WWI involved millions of young men being gassed, shelled and ordered to charge from trenches to their certain deaths on occasions. The ‘creeping charge’ alone was thought to account for 10% of casualties on the side shelling. In places outside the continent where provisions could not be provided men died of disentry and other diseases. One on Gallipoli was found drowned in a toilet. He was unable to get out.

WWII was too varied to count as a variable. Exactly what do you mean by ‘combat veterans?’

Combat veterans means combat veterans. It means you were in what was designated a combat area, whether official or not.
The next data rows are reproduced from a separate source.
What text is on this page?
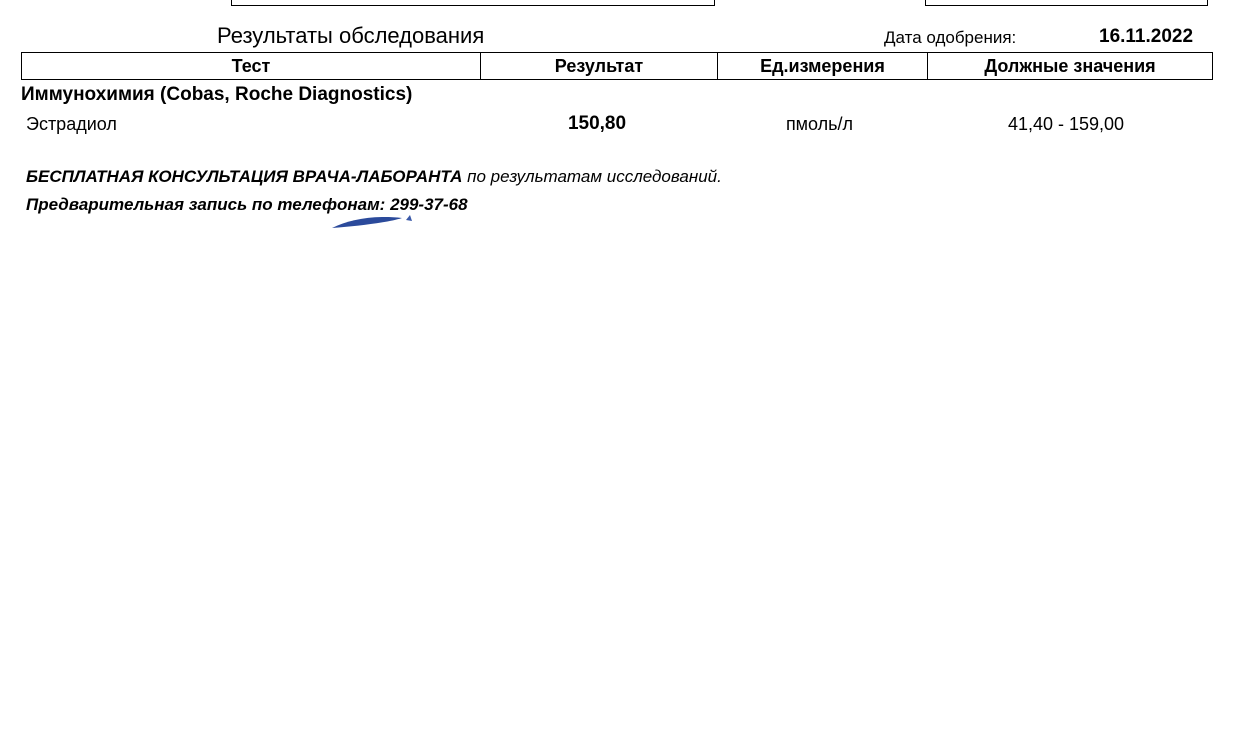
Результаты обследования	Дата одобрения:	16.11.2022
Тест	Результат	Ед.измерения	Должные значения
Иммунохимия (Cobas, Roche Diagnostics)
Эстрадиол	150,80	пмоль/л	41,40 - 159,00
БЕСПЛАТНАЯ КОНСУЛЬТАЦИЯ ВРАЧА-ЛАБОРАНТА по результатам исследований.
Предварительная запись по телефонам: 299-37-68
Alright thank you, I think my follow up questions would derail the thread unfortunately. Ill try and think of some more relevant material, because this thread is really interesting.

[quote]ZJStrope wrote:
Combat veterans means combat veterans. It means you were in what was designated a combat area, whether official or not.
[/quote]

WTF?

[quote]edmontonalberta wrote:
Alright thank you, I think my follow up questions would derail the thread unfortunately. Ill try and think of some more relevant material, because this thread is really interesting. [/quote]

I apologize. I had too much Pino Noir and tried to start my own thread to help understand ancient cultures of the Middle East and Mediterranean, beginning with the Akkadian, Babytlonian and with special emphasis on the Minoans, Phoenecia and Mycenenans. And their relation to

Unfortunately I fucked up firstly by posting in JB’s thread, secondly that no one gives a shit and thirdly by failing to get the Mods to move my posts to my own thread.